Saturday, December 27, 2008

"The Blood of Flowers" - Anita Amirrezvani


First there wasn't and then there was. Before God, no one was.

This is how all of the stories began in 17th century Iran, and a village girl dreams that her own story will have the sweet almond ending of the fables. However, during the comet, her family's luck turns, and she ends up scouring pots with her mother by the "kindness" of distant relations.

Still, the girl dreams of more. In the village, she wove a turquoise rug and sold it for her dowry. Now, her distant-uncle runs the royal rug shop. He teaches her to design, paint, and plot the knots tied on the rugs.

This is not a fairy tale, though, like she had grown up learning. She is married out on a three-month contract - basically, similar to the deal in "Pretty Woman," though she doesn't even get to stay during the daytime. Instead, she weaves a rug that begins to earn her uncle's respect.

Like Arabian Nights, there are fables or moralistic stories intertwined with the main narrative. Most were lovely additions, though I'll admit that I skimmed over them. The girl shows the spirit of many women, tied by their own knots, yet struggling against them. This is what carried the story and captured my interest.

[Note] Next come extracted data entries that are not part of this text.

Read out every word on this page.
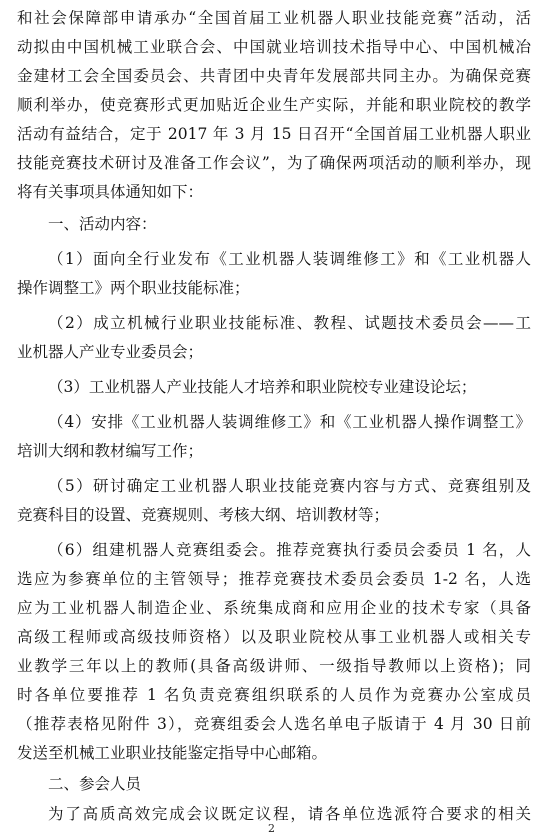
和社会保障部申请承办“全国首届工业机器人职业技能竞赛”活动，活
动拟由中国机械工业联合会、中国就业培训技术指导中心、中国机械冶
金建材工会全国委员会、共青团中央青年发展部共同主办。为确保竞赛
顺利举办，使竞赛形式更加贴近企业生产实际，并能和职业院校的教学
活动有益结合，定于 2017 年 3 月 15 日召开“全国首届工业机器人职业
技能竞赛技术研讨及准备工作会议”，为了确保两项活动的顺利举办，现
将有关事项具体通知如下：
一、活动内容：
（1）面向全行业发布《工业机器人装调维修工》和《工业机器人
操作调整工》两个职业技能标准；
（2）成立机械行业职业技能标准、教程、试题技术委员会——工
业机器人产业专业委员会；
（3）工业机器人产业技能人才培养和职业院校专业建设论坛；
（4）安排《工业机器人装调维修工》和《工业机器人操作调整工》
培训大纲和教材编写工作；
（5）研讨确定工业机器人职业技能竞赛内容与方式、竞赛组别及
竞赛科目的设置、竞赛规则、考核大纲、培训教材等；
（6）组建机器人竞赛组委会。推荐竞赛执行委员会委员 1 名，人
选应为参赛单位的主管领导；推荐竞赛技术委员会委员 1-2 名，人选
应为工业机器人制造企业、系统集成商和应用企业的技术专家（具备
高级工程师或高级技师资格）以及职业院校从事工业机器人或相关专
业教学三年以上的教师(具备高级讲师、一级指导教师以上资格)；同
时各单位要推荐 1 名负责竞赛组织联系的人员作为竞赛办公室成员
（推荐表格见附件 3），竞赛组委会人选名单电子版请于 4 月 30 日前
发送至机械工业职业技能鉴定指导中心邮箱。
二、参会人员
为了高质高效完成会议既定议程，请各单位选派符合要求的相关
2
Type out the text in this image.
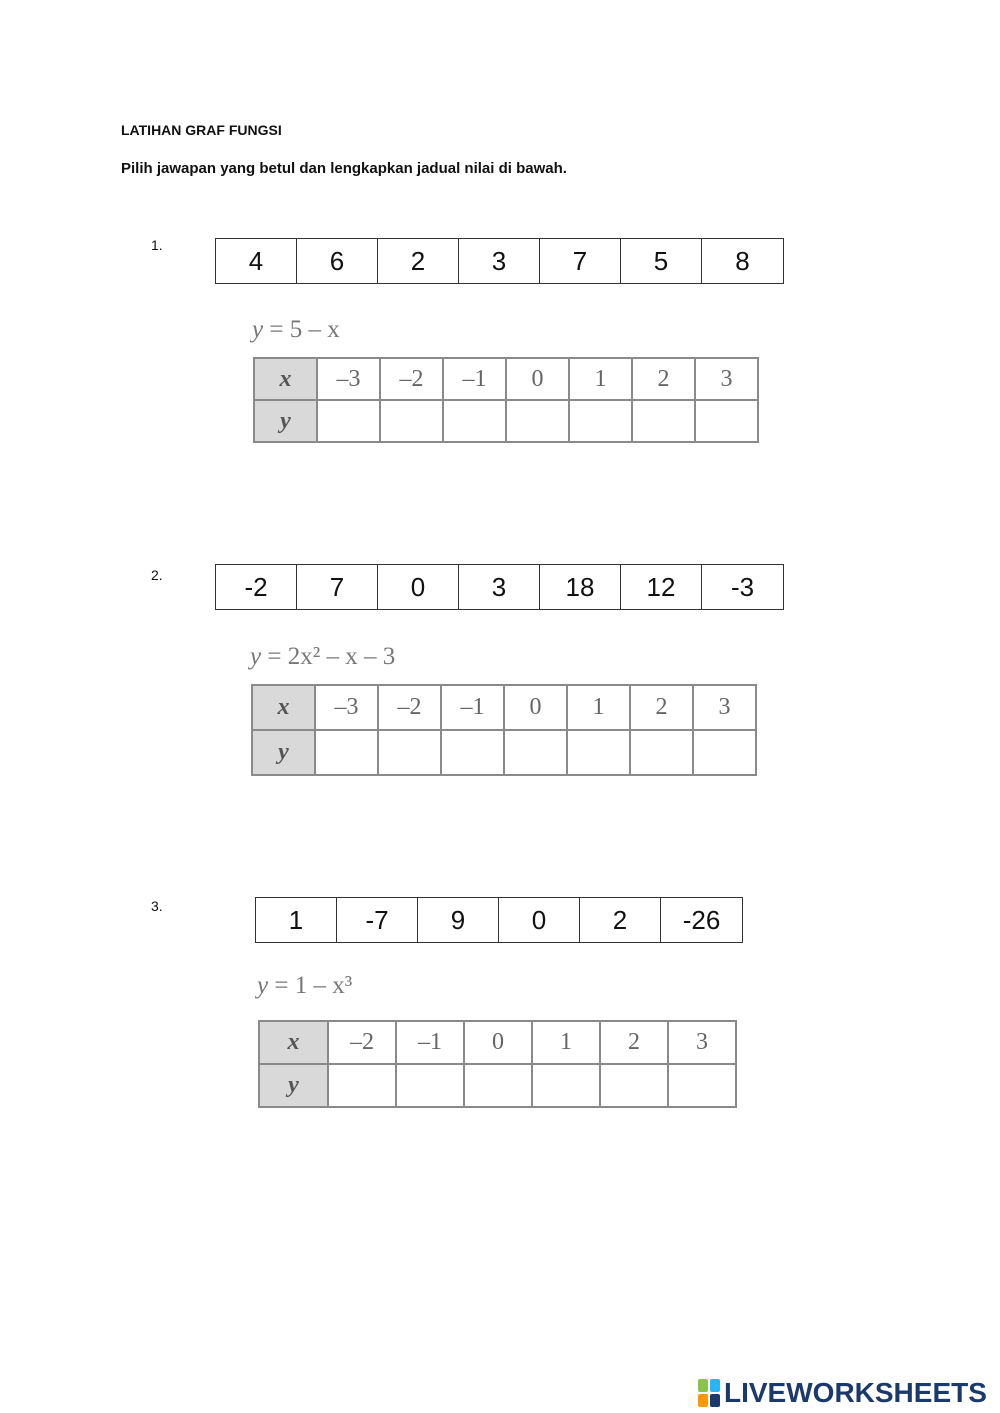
LATIHAN GRAF FUNGSI
Pilih jawapan yang betul dan lengkapkan jadual nilai di bawah.
1.
4	6	2	3	7	5	8
y = 5 – x
x	–3	–2	–1	0	1	2	3
y							
2.	-2	7	0	3	18	12	-3
y = 2x² – x – 3
x	–3	–2	–1	0	1	2	3
y							
3.	1	-7	9	0	2	-26
y = 1 – x³
x	–2	–1	0	1	2	3
y						
LIVEWORKSHEETS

4.0 out of 5.0 Polo Cocktails.

3 comments:

Amanda said...

That sounds really interesting. I'm going to add it to my TBR pile.

moonrat said...

one of my friends gave this book THE HIGHEST recommendation ever. i've been meaning to read it for awhile. thanks for reminding me!

Cheryl said...

I love this book. So absorbing. You feel like you're in a "fantasy" world because it is so rich with exotic detail, but the author spent ages researching this time period. I really liked the main character, too.

I have to agree with the author of this post that the side narratives weren't quite as interesting as the main story.